I question if a wall will be effective at keeping illegal immigrants out of the US, given that almost half of illegal immigrants do not enter the country illegally. They enter legally on a visa and then overstay their visa—they don’t leave the US. And I question if a 2000 mile (3200 km) border wall can be built for $5 billion dollars. I’ve seen estimates as high as $70 billion.

As General George S. Patton said, “Fixed fortifications are a monument to the stupidity of man.” A border wall is a type of fixed fortification. But okay, go ahead and build the wall. Just don’t ask me to pay for it, Donald, because I think it’s nothing more than a political boondoggle.

Tuesday, January 1, 2019

New Year 2019

I stayed up on New Year’s Eve and watched the ball drop in Times Square. It wasn’t because I wanted to; I simply wasn’t sleepy. Suddenly it was midnight and I decided to resort to chemical help, so I swallowed an Ambien. I don’t like taking Ambien, it makes me do strange things sometimes. But I wanted so badly to feel sleepy. For days I had not been able to sleep before 5AM.

I went to bed and to sleep. I slept soundly and was in the middle of a long dream when I awakened with a crash. I had rolled off the bed onto the hardwood floor, still clutching the blankets which were now mostly under me.

This is my problem with sleeping pills. I have never rolled off the bed in my sleep. Now, I take an Ambien and I roll off the bed. Coincidence? Maybe, but I don’t buy it. Weird stuff happens too often when I take Ambien.
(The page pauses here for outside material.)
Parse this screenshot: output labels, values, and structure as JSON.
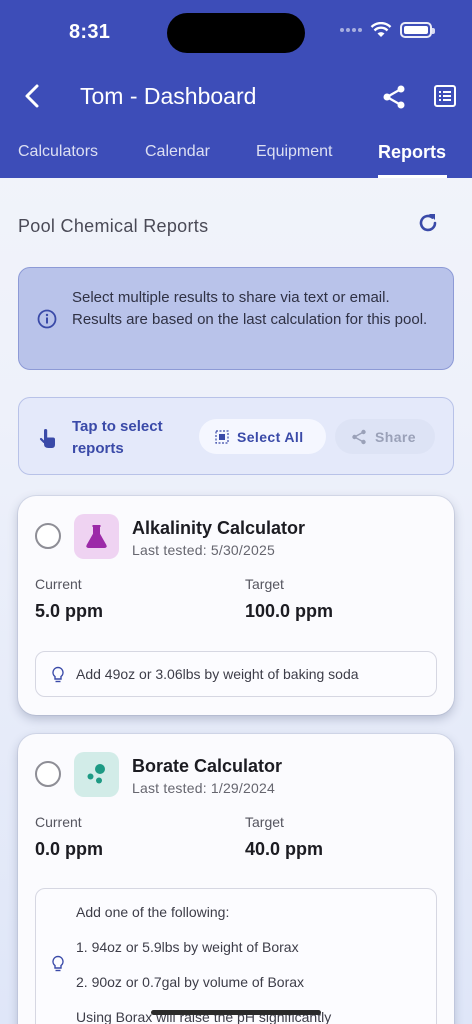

For example, I’ve found things broken in the house, such as boxes crushed, and it happened while I was “asleep” after taking Ambien. One night I took an Ambien and went to sleep, and the next day I remembered that Daylight Saving time had ended and I hadn’t set the clocks. So I went around the house to change all the clocks, and found that all the clocks in the house had been correctly set to the new time. I had no memory of doing it. I had even set the clock on my VCR (remember VCRs?) during the night, and that requires turning on the TV and navigating a set of menus to set the time. Yet, I was apparently asleep at the time.

So rolling off the bed doesn’t surprise me; it scares me. Because, what’s going to happen the next time I take Ambien? Do I need to get a safety belt for my mattress? And is rolling off the bed on the first morning of the year a harbinger of what 2019 holds in store for me?

To be fair, I acknowledge that millions of people take Ambien without problems. But for a small number of us: problems.